Low confidence drags equities lower
09.45 AEST, Thursday 27 September 2012
Low confidence drags equities lower
By Miguel Audencial (Sales Trader, CMC Markets)
The Australian equities market is set to extend its losing streak to four days in a row following dismal leads from its US and European counterparts. Weaker oil and commodity prices will continue to put pressure on the energy and materials sector.
The loss of confidence over the effectiveness of QE3 dragged the US Equities market lower with the DOW losing 44 points overnight. The lower than expected New Home Sales and the lingering anxieties in Europe did not help either.
The market will struggle to post gains after the Philly Fed’s head, Charles Plosser, brought out the elephant in the room. Doubts over the effectiveness of QE3 is in the back of most traders minds and an announcement coming from a senior Fed official is enough to drain the euphoria from a $40 billion open-ended bond buying program out of the market.

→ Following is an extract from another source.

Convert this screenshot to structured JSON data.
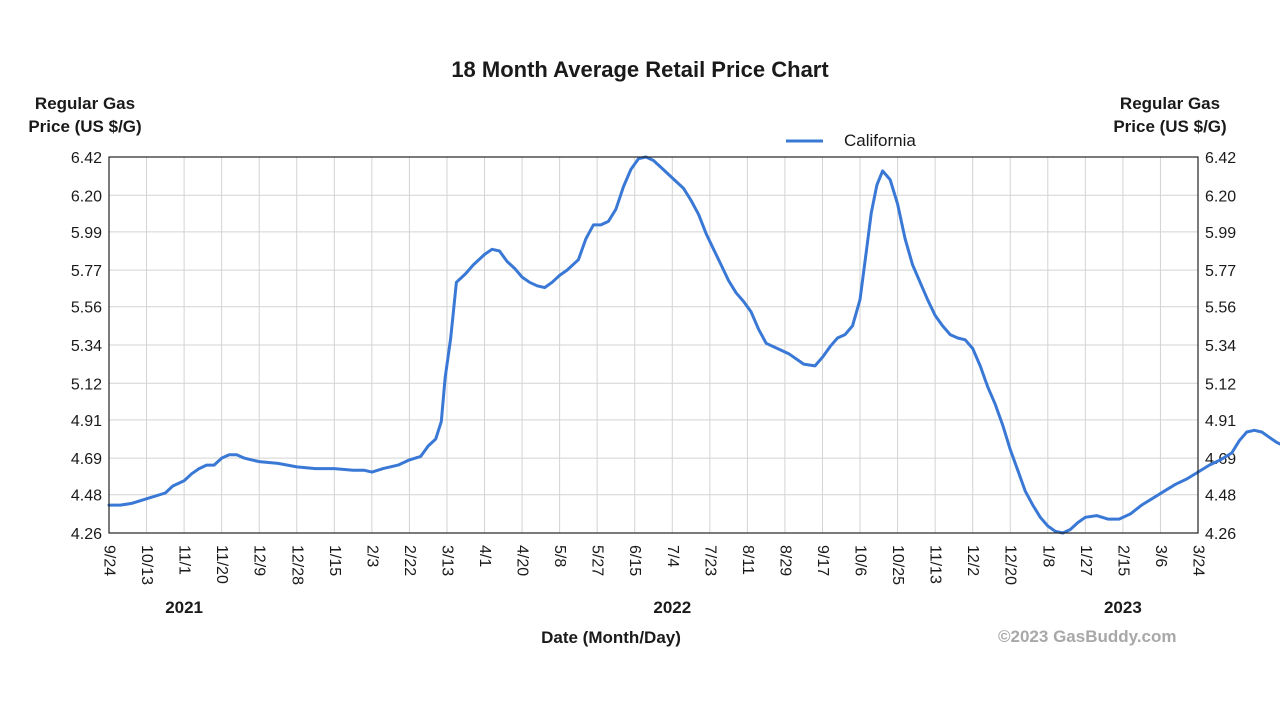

European markets sold off heavily last night due to fears about Spain’s fiscal and political situation. The Spanish 2013 budget is due later tonight and the expected austerity measures brought about protests in the streets. Spanish Bond yields are back to the 6% level and talk about a bailout is getting louder. This is all too much like the Greece situation a few months back.
Concerns over QE3 and the continuing political uncertainties in Europe made investors choose the safety of the US dollar. US treasury yields dropped again making it eight sessions straight. The strength of the US dollar also put pressure on gold and other commodity prices.
The price of Crude Oil continued to drop despite a lower than expected Inventory. This is mainly due to the strength of the US dollar and future demand concerns brought about by the continuing issues in Europe.
US Core Durable Goods Orders and US Unemployment claims are due tonight and strong figures are needed to bring the confidence back into the market. More importantly, the Spanish 2013 budget will be out as well and the market will keep a close eye on this to get a better indication of whether Spain will ask for a bailout soon.